SHANGHAI, Dec 17 (Reuters) - China’s central bank has issued short-term funds to some local banks to ease liquidity strains and has also renewed some banks’ medium-term lending facilities that have expired, two sources with direct knowledge of the operations said on Wednesday.
The cash was disbursed via short-term liquidity operations, or SLOs, which are usually transacted behind closed doors with individual banks that are short on funds, the sources said.
The People’s Bank of China was not immediately available for comment. The sources did not give details on the size of the funds the central bank issued via SLOs.
The central bank said last month it had pumped 769.5 billion yuan ($125.91 billion) worth of three-month loans into banks in September and October via a medium-term lending facility. The loans were issued at an interest rate of 3.5 percent.
That is higher than the 2.6 percent that banks pay to savers for three-month deposits, but well below the 5.6 percent that banks charge for loans that mature in six months or less.
Sources said that 500 billion yuan of those loans, which were mainly extended to commercial banks in cities, were due for payment this week.
While some of the banks saw all of their loans rolled-over, others had either 50 percent or 80 percent of their loans renewed and the proportion was determined based on the size of their borrowing.
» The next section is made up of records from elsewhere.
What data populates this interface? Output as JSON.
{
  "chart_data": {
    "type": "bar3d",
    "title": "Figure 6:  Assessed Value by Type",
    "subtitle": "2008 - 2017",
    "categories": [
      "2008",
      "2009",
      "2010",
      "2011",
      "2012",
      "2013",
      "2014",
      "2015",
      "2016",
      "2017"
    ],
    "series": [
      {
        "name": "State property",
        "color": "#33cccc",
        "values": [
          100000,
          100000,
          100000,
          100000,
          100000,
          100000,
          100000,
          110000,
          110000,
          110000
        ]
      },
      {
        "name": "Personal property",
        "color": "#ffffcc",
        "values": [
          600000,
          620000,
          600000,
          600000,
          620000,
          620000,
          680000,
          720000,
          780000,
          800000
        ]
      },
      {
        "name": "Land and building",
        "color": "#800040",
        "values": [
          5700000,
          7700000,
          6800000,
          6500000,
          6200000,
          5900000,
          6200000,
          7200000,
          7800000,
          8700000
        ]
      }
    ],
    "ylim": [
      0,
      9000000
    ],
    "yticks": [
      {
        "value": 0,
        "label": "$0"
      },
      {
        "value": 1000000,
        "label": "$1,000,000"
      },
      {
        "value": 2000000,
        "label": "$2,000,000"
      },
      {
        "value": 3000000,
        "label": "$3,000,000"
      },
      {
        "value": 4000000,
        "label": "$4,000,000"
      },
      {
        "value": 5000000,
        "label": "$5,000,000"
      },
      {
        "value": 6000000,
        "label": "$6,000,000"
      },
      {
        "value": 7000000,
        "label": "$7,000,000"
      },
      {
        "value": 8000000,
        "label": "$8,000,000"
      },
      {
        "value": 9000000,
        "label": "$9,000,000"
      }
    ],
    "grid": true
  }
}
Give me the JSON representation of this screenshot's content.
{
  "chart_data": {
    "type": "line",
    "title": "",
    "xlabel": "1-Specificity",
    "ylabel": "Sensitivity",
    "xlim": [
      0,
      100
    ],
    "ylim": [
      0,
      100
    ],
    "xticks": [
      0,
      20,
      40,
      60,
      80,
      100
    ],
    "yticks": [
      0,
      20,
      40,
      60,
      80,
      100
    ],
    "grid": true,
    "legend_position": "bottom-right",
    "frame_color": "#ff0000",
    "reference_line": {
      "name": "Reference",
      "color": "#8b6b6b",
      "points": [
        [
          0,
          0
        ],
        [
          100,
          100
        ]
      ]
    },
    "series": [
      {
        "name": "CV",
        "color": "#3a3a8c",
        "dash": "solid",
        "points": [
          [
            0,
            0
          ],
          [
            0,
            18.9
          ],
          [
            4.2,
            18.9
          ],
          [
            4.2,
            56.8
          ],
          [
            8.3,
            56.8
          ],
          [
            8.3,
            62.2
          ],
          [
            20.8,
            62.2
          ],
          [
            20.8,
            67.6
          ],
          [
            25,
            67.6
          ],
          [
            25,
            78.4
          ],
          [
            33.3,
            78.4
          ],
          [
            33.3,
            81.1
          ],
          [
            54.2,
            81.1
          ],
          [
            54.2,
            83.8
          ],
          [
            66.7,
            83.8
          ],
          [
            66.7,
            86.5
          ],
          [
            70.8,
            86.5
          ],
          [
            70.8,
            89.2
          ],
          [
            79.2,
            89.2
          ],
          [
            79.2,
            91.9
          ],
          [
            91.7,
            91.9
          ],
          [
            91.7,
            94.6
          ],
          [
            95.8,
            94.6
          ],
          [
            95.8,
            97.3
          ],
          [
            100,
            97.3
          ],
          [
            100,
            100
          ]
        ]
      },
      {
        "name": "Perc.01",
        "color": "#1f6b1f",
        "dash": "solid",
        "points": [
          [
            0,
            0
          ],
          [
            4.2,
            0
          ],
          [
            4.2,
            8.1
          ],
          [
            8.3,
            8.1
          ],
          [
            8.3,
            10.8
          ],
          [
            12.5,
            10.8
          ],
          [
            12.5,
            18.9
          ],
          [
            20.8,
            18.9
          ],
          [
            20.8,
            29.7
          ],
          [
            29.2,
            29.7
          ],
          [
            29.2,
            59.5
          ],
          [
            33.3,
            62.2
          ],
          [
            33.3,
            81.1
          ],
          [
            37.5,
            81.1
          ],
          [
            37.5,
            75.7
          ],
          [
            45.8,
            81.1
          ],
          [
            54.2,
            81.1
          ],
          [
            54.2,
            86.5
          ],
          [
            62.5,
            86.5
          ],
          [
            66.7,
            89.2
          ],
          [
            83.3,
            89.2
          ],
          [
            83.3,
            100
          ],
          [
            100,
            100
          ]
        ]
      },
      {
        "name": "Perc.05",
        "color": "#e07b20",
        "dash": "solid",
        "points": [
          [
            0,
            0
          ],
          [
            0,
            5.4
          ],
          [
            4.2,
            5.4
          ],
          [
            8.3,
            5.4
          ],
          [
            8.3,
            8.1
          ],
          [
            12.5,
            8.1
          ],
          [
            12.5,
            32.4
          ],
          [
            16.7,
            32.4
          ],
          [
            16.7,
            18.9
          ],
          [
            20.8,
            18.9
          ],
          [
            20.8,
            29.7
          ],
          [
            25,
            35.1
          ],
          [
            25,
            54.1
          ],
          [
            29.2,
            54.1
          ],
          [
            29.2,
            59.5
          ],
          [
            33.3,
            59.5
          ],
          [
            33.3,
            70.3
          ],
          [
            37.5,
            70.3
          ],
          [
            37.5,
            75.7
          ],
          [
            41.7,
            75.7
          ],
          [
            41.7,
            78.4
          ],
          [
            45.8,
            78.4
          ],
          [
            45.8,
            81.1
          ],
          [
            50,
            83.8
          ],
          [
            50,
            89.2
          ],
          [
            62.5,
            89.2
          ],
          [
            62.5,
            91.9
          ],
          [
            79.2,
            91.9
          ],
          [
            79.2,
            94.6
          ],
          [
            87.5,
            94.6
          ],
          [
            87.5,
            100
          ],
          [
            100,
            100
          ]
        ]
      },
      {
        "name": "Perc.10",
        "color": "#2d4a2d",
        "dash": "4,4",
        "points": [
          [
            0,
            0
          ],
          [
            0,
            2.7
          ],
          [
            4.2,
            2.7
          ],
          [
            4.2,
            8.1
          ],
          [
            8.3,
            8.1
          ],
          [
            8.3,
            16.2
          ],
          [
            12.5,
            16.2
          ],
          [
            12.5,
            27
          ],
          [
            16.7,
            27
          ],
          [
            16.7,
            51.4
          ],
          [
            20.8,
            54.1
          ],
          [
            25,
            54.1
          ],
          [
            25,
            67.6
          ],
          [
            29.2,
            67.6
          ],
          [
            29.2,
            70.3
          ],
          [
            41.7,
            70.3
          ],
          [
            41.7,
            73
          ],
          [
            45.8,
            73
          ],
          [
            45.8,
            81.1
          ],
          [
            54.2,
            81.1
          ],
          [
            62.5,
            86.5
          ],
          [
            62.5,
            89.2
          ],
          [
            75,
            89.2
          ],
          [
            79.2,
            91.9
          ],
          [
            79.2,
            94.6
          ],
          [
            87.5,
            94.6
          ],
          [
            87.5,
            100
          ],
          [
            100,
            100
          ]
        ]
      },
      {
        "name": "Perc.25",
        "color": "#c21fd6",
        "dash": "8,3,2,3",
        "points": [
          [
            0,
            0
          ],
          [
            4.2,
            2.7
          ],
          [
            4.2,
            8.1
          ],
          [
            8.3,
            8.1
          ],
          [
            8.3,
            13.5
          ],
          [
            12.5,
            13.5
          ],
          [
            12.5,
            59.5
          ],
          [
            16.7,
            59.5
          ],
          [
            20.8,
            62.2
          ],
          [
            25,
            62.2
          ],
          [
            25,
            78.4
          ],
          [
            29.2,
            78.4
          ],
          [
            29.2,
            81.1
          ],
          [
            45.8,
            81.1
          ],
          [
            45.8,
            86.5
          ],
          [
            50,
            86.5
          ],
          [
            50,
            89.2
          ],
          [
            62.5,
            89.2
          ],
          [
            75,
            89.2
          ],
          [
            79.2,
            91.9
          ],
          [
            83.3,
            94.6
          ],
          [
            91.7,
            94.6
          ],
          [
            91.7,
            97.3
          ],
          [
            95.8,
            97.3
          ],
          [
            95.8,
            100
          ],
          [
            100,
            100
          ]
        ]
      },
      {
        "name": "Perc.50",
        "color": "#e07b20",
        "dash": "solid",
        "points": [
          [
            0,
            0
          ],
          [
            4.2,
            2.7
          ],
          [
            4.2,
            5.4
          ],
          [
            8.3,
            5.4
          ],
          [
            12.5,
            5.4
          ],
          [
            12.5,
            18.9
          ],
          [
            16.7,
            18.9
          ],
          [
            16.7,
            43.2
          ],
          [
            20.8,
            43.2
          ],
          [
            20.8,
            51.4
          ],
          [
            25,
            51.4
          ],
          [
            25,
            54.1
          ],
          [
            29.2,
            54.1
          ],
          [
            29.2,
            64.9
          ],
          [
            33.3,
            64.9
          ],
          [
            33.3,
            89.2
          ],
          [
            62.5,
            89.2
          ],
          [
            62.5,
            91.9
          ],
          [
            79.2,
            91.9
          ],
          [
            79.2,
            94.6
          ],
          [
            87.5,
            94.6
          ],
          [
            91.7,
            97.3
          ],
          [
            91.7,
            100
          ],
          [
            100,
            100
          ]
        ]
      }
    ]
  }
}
China’s reform-minded leaders have refrained from acting forcefully, such as by cutting interest rates to bolster a softening economy, opting instead for measures targeting support for specific sectors.
Some analysts fear that may not be enough to prevent a sharper slowdown, after third-quarter data showed annual growth at 7.3 percent - the weakest since the height of the global financial crisis.
Recent purchasing managers’ surveys on factory and services sectors showed the economy lost further momentum in the fourth quarter, putting the government’s official target of around 7.5 percent growth for the year at even greater risk.